Can It Be Searchable — But Not Readable?
Working with brainiacs, great discussions spontaneously occur. The following situation arose: A client wanted all data to be searchable – but not all data readable. The instance they gave was an HR person knowing that specific forms were there — but not allowing them to be read. What were best practices? Our engineering and field teams weighed in:
- Generally speaking, database permissions do not distinguish between letting you know a document exists and letting you read the document. The default is to have security role-based so that if you cannot read a document, you aren’t even allowed to know it exists. You could make a function that would have elevated permissions to see documents that the calling user may not otherwise be able to see, but the function would only return to the caller only whether or not documents exist.
We implemented something like this for a national lab. The search was elevated to a higher user context to return back a set of search results and limited metadata for an asset. When users attempted to view the asset and they lacked permission, they could fill out a form to request access to the asset.
- While this is a capability we can deliver well, the prospect should think through the security implications of even letting users know that documents exist that match a query.
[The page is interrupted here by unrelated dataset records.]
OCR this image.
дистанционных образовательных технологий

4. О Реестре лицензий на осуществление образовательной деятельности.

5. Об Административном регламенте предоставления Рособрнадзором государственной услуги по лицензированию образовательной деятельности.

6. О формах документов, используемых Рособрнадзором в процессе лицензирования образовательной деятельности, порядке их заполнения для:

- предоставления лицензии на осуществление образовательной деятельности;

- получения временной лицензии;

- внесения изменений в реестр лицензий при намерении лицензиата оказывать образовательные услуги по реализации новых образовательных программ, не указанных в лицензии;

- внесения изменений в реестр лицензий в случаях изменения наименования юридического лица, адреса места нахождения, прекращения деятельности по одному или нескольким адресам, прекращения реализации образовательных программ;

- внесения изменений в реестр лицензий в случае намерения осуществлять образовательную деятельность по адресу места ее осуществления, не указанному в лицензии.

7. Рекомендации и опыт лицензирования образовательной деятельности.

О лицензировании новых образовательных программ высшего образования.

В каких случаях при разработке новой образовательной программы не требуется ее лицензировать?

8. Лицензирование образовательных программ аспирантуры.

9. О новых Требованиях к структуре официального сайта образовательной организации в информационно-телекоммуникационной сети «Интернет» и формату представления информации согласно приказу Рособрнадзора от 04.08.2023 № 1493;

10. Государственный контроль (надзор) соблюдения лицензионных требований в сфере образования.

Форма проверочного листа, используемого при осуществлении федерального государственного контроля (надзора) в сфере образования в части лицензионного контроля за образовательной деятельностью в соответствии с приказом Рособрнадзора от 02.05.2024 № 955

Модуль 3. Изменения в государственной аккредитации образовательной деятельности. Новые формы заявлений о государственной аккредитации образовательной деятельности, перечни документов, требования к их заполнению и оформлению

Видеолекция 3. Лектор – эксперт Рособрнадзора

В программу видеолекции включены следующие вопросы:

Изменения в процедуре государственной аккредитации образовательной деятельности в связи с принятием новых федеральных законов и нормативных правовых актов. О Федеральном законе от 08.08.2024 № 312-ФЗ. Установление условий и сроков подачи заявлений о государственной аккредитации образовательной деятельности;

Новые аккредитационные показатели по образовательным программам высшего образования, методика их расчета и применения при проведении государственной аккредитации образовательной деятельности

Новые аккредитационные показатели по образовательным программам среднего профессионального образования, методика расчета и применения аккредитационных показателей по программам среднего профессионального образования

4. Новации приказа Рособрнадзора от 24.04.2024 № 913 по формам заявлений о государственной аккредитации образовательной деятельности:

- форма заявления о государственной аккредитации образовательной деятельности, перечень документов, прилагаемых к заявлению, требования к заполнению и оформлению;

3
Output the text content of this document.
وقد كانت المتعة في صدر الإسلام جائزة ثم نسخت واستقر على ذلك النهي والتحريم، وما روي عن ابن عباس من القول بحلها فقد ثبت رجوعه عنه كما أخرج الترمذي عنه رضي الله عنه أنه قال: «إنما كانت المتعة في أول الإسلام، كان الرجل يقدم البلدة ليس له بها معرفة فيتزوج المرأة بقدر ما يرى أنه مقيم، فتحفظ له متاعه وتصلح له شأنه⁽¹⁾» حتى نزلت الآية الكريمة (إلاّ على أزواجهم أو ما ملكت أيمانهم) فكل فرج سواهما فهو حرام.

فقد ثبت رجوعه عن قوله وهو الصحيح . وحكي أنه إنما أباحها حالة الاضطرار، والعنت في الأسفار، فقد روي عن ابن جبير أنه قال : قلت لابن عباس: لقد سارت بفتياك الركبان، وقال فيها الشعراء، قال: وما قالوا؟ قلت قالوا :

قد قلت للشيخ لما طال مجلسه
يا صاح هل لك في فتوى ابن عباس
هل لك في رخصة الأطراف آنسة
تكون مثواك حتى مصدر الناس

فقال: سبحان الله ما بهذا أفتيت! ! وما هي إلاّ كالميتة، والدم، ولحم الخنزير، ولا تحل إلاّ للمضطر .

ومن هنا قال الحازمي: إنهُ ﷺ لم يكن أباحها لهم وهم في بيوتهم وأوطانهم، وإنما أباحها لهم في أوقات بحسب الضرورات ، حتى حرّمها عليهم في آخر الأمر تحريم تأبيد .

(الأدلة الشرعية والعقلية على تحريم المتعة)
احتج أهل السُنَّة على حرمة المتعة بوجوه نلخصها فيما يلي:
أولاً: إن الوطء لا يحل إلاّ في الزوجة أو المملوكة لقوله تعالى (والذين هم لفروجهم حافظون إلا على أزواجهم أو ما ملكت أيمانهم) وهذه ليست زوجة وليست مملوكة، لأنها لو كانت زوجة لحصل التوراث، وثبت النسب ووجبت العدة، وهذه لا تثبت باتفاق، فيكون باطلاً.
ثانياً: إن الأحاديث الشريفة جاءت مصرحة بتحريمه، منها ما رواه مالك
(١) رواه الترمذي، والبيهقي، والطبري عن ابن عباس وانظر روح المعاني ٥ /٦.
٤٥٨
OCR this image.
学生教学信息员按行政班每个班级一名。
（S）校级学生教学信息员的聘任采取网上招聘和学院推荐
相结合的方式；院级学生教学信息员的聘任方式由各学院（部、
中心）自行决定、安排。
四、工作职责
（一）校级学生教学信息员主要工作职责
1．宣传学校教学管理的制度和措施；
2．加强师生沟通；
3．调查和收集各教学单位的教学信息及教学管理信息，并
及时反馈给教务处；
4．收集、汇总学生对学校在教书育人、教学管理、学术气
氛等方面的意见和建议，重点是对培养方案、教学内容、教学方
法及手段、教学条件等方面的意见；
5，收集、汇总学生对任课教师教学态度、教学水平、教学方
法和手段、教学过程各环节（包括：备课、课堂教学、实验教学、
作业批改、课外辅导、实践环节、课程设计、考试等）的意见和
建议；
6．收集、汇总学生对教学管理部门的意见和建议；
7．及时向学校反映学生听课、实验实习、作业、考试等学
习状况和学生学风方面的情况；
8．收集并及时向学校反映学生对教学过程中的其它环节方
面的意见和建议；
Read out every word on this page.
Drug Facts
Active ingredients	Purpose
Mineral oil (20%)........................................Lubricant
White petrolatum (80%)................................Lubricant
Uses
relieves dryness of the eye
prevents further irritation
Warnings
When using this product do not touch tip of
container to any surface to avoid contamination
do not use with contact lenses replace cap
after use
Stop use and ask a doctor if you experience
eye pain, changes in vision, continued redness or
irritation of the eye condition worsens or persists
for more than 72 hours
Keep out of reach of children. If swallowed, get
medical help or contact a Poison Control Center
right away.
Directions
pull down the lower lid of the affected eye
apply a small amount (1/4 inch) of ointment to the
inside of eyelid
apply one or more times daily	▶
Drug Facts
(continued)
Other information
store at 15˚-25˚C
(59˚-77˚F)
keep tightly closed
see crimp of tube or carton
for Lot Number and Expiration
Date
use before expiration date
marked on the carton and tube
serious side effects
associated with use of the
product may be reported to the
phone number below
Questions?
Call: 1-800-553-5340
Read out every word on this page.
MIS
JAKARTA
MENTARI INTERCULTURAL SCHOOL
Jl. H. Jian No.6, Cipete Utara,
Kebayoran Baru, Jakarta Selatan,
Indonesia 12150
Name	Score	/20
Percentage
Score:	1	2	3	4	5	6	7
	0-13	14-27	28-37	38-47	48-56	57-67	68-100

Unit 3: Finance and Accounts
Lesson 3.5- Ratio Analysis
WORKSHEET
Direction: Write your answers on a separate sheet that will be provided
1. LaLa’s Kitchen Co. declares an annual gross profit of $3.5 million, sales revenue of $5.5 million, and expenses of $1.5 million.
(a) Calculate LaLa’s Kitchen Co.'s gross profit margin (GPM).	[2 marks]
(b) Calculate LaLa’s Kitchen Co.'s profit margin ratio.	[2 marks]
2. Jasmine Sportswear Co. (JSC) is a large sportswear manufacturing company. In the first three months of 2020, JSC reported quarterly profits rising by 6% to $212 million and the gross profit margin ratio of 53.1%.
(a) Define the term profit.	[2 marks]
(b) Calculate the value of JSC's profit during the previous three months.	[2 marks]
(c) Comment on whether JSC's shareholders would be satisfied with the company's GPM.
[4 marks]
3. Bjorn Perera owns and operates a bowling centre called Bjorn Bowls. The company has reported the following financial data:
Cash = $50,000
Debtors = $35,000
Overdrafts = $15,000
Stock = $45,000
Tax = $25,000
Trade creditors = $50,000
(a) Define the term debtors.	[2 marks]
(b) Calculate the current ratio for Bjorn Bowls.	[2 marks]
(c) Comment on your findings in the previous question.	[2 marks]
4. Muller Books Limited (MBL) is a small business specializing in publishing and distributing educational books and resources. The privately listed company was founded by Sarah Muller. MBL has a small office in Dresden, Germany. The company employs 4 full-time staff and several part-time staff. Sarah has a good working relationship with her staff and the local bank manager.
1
For example, if you allow full-text search on HR docs and store comp plans in a standard format, it would be easy to brute-force everyone’s salary by searching for names and possible salary values (“john smith ‘salary: $1,000′”, “john smith ‘salary: $2,000′”, etc.) until you get a hit back, even if you can’t see the matching document.
- In media, clients will make documents searchable – so that the asset is discoverable — but gate the documents behind a paywall if the reader does not have proper credentials.
- In some cases people require parts of a document be secured for reading them, but are fine with them being in the search index. E.g. national security – ‘Show me every document pertaining to Organisation X.” Knowing it exists is a GoodThing[™] as it then allows intelligence personnel to request access to the full content. In some cases, some users will be able to read the information in an intelligence report, but not the report section saying ‘Future surveillance,’ for example. It is possible to embed security within document content and use MarkLogic to redact these documents on the fly. This relies on the application assigning a standard in-document security tagging mechanism though.
According to my colleague Adam Fowler, “There really is no easy answer – it depends entirely on the data, what you need to index — and the organizational mandates and restrictions that exist.”